Ein militärischer Machtkampf bringt den Sudan an den Rand des Abgrunds. 25 Millionen Menschen hungern, Hilfe kommt bei der Zivilbevölkerung kaum noch an. Nach Angaben der Vereinten Nationen hat der Konflikt inzwischen 16'000 Tote und 33'000 Verletzte gefordert. Es handle sich um die derzeit grösste humanitäre Krise der Welt, sagen Experten.

Patricia Danzi (55), die Chefin der Schweizer Direktion für Entwicklung und Zusammenarbeit (Deza), hat sich selbst einen Eindruck von der Lebensrealität der Menschen im Sudan verschafft. Im Interview erzählt sie von ihren Erlebnissen.

Blick: Sie sind soeben von Ihrer Sudan-Reise zurückgekehrt. Mit welchen Erwartungen sind Sie hingeflogen?
Patricia Danzi: Ich wollte mir selbst ein Bild vor Ort machen.

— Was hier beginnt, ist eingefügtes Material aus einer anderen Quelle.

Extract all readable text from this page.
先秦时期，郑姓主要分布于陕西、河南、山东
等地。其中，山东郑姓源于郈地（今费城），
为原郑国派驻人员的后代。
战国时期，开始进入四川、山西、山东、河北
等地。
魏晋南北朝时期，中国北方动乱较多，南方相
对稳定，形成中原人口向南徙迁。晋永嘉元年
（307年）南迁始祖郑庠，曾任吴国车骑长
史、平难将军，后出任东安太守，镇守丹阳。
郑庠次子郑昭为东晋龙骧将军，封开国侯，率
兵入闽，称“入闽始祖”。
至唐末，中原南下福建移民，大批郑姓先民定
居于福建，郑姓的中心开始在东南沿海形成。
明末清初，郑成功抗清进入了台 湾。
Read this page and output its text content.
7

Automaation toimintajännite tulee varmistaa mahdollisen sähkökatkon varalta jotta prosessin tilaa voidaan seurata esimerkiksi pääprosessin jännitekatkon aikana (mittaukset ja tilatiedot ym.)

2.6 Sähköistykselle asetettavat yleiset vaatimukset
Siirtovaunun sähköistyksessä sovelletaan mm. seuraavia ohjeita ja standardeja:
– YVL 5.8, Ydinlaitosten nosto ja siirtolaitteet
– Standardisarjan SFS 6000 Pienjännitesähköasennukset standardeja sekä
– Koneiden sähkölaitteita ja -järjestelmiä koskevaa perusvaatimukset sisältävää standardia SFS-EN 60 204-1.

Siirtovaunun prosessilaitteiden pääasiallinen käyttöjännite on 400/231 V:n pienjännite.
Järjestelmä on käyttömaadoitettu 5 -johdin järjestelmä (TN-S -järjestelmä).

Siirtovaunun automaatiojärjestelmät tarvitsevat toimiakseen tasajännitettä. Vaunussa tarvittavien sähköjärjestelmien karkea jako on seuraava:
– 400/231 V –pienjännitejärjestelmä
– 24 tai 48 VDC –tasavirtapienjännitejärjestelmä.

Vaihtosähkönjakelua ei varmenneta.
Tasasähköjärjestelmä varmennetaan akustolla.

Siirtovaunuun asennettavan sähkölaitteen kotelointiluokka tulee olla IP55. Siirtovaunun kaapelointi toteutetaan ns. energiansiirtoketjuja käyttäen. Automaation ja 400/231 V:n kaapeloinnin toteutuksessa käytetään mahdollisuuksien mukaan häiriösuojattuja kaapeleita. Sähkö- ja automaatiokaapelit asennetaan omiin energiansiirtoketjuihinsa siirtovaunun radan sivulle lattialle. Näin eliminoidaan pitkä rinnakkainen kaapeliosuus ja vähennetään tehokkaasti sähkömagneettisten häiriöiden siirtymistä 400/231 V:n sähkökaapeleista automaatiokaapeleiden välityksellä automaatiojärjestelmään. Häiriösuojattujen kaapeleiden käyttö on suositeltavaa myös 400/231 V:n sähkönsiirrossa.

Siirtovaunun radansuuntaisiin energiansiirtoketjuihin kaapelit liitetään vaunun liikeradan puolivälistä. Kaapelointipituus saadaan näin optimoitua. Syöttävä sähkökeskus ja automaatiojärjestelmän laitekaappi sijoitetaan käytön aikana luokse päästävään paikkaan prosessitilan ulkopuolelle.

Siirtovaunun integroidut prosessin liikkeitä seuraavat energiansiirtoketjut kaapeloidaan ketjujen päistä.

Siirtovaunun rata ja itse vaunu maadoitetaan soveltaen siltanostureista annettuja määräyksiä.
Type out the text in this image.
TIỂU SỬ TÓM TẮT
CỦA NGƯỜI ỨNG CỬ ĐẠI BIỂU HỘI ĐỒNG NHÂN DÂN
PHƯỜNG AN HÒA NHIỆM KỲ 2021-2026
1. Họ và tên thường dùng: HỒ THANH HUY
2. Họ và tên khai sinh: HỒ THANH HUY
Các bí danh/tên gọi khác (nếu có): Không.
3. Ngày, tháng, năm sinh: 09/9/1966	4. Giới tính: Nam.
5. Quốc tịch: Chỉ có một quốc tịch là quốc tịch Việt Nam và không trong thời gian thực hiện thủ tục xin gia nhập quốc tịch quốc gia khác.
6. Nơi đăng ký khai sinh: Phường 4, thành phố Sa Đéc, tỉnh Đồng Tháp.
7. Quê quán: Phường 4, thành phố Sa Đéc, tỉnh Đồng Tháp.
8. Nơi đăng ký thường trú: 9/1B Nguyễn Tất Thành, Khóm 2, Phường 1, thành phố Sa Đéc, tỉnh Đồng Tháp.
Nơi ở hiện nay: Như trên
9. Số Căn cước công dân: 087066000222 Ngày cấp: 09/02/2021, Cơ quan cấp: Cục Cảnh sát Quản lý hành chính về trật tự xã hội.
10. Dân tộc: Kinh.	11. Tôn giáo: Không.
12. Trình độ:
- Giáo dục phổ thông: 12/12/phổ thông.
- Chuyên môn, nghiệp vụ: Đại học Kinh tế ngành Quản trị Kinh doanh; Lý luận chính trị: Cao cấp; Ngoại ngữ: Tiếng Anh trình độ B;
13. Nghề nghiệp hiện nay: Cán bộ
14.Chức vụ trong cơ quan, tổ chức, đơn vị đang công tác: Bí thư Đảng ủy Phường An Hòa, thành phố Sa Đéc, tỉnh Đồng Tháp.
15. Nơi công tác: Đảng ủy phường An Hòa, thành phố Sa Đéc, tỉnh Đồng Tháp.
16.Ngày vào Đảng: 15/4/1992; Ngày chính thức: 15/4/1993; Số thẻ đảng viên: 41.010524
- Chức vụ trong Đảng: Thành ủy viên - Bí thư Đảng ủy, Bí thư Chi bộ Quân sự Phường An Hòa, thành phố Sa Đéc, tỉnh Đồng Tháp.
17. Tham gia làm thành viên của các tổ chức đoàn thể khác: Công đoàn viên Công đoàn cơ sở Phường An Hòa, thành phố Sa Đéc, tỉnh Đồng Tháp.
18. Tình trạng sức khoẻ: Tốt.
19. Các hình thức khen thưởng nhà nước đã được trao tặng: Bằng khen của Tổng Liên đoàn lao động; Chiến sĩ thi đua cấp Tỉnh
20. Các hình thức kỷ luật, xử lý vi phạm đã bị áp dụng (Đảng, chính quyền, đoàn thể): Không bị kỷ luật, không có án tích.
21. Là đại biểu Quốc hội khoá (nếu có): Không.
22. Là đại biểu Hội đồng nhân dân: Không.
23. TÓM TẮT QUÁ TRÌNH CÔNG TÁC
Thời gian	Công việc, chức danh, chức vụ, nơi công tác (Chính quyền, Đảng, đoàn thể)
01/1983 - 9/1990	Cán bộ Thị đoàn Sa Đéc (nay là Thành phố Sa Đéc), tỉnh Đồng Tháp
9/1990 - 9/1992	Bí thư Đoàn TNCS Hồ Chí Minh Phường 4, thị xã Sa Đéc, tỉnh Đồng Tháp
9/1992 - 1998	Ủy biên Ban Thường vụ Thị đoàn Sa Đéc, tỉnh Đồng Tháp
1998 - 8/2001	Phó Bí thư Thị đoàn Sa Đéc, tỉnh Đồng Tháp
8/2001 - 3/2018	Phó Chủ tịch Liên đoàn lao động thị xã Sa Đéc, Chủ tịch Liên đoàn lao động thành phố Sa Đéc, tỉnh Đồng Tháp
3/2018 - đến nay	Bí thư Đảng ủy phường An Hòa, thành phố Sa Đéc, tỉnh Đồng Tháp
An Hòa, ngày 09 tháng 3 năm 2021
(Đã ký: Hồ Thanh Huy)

Wegen der andauernden Kämpfe in Darfur und rund um Khartum und anderen Städten habe ich eine steigende Zahl von Binnenflüchtlingen erwartet. Dass wir zu hören kriegen, dass die Wirtschaft zusammengebrochen ist und viele Familien erzählen, dass sie alles verloren haben. Und ich habe erwartet, dass nur wenige viele Hilfsorganisationen im ganzen Land Zugang haben. Leider haben sich meine Erwartungen mehrheitlich bestätigt.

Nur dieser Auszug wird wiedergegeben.